Start the services by running the commands within the root directory.

docker-compose build
docker-compose up -d

Check scheduled tasks in the Prefect Server

Proceed to http://localhost:4200 and select the "Deployment" section. You'll find a scheduled task configured to run every two months on the first day of each month. This schedule aligns with the update frequency of the website. The task is designed to fetch data from the past two months. It's worth noting that, at present, the task retrieves data from the same month in the previous year since data for the current year is not yet available.

schedule

To manually execute the task, select Run followed by Quick Run in the upper-right corner of the task.

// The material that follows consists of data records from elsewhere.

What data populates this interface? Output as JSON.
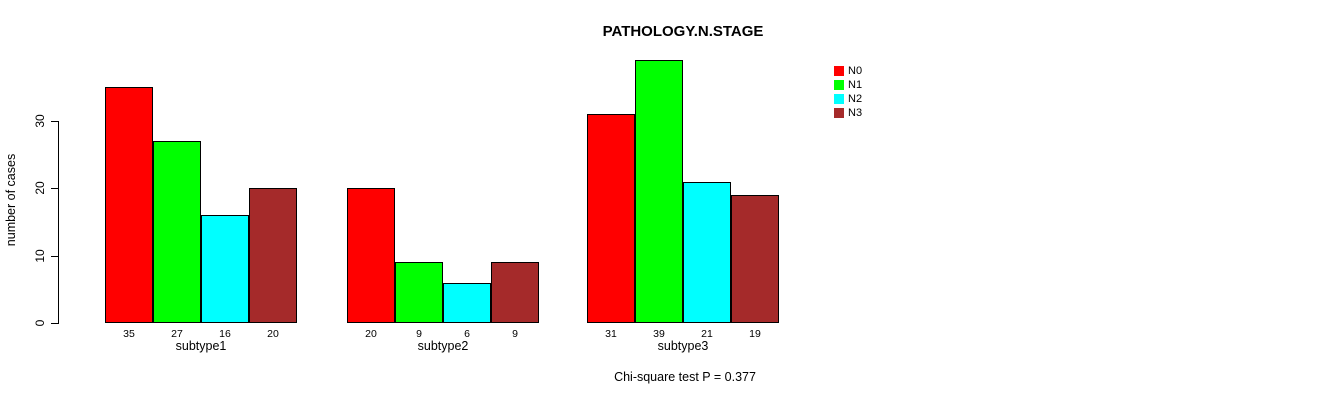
{
  "chart_data": {
    "type": "bar",
    "title": "PATHOLOGY.N.STAGE",
    "xlabel": "",
    "ylabel": "number of cases",
    "categories": [
      "subtype1",
      "subtype2",
      "subtype3"
    ],
    "series": [
      {
        "name": "N0",
        "color": "#ff0000",
        "values": [
          35,
          20,
          31
        ]
      },
      {
        "name": "N1",
        "color": "#00ff00",
        "values": [
          27,
          9,
          39
        ]
      },
      {
        "name": "N2",
        "color": "#00ffff",
        "values": [
          16,
          6,
          21
        ]
      },
      {
        "name": "N3",
        "color": "#a52a2a",
        "values": [
          20,
          9,
          19
        ]
      }
    ],
    "yticks": [
      0,
      10,
      20,
      30
    ],
    "ylim": [
      0,
      39
    ],
    "grid": false,
    "bar_value_labels_shown": true,
    "legend_position": "top-right",
    "legend": [
      "N0",
      "N1",
      "N2",
      "N3"
    ],
    "annotation": "Chi-square test P = 0.377"
  },
  "colors": {
    "axis": "#000000",
    "text": "#000000",
    "background": "#ffffff"
  }
}
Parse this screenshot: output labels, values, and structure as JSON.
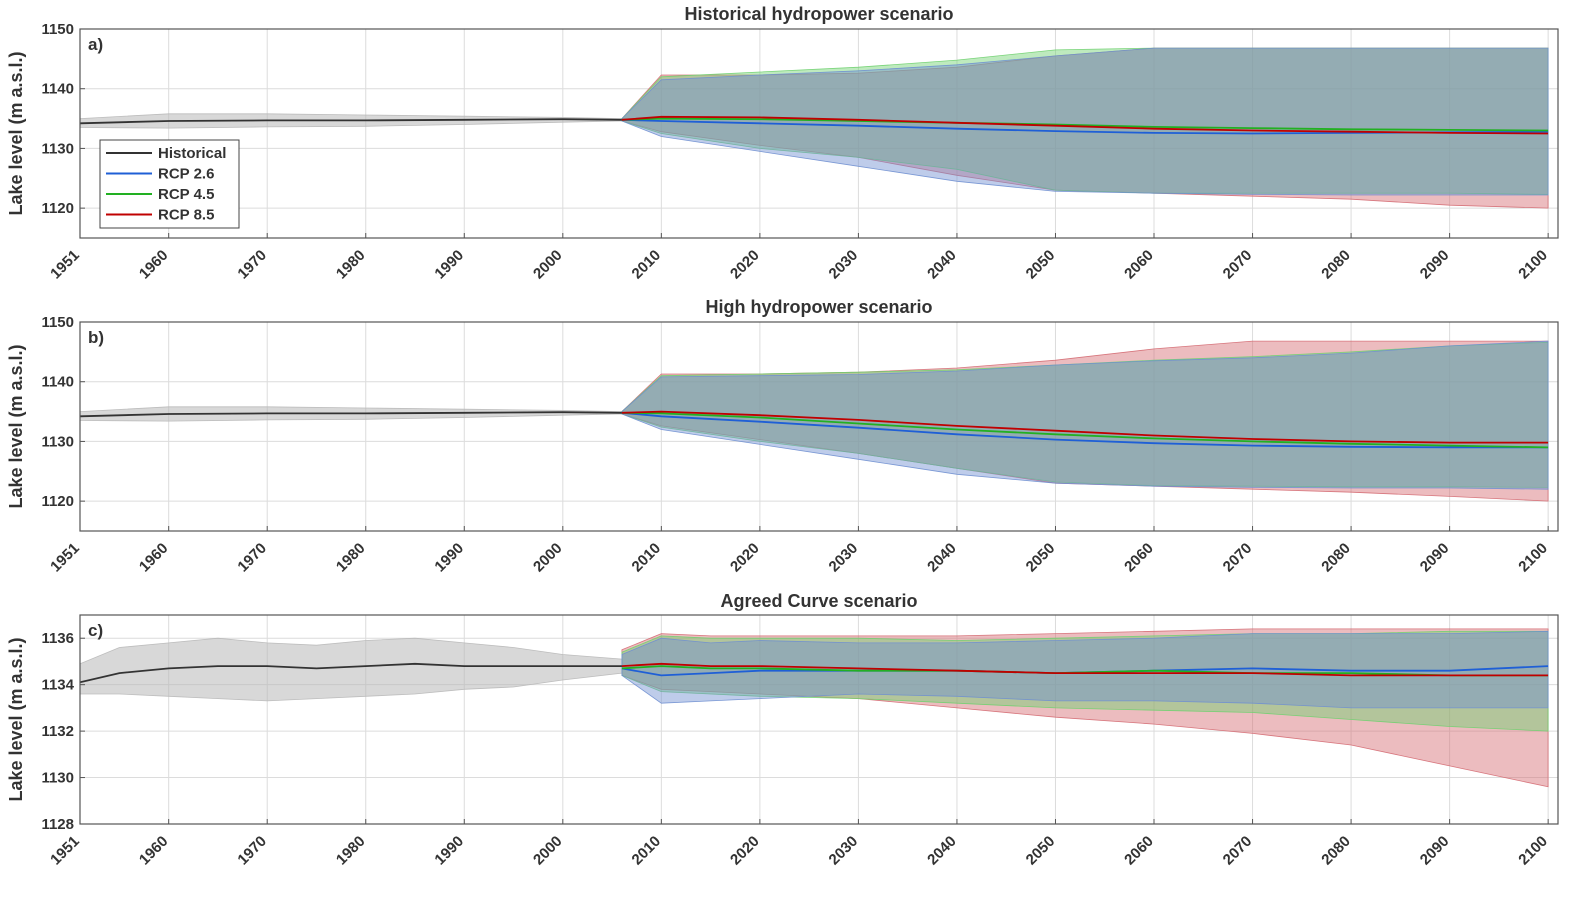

After the task is complete, you can review the results and access the logs for further information.

task_result

Check the data in PostgresSQL

To access the PostgreSQL data, navigate to pgAdmin. You can log in with the username admin@admin.com and the password admin. To register the server, please enter the information as indicated in the figures. Ensure that the server name matches the configuration provided in docker-compose.yml.

pdadmin1

pgadmin2

Once the server is registered, you can execute queries to verify that the data has been successfully stored in the database.

query1

query2

Clean up

To stop the services, execute the following command in the root directory:

docker compose down --rmi all

This will stop and remove the images and containers defined in the Docker Compose configuration.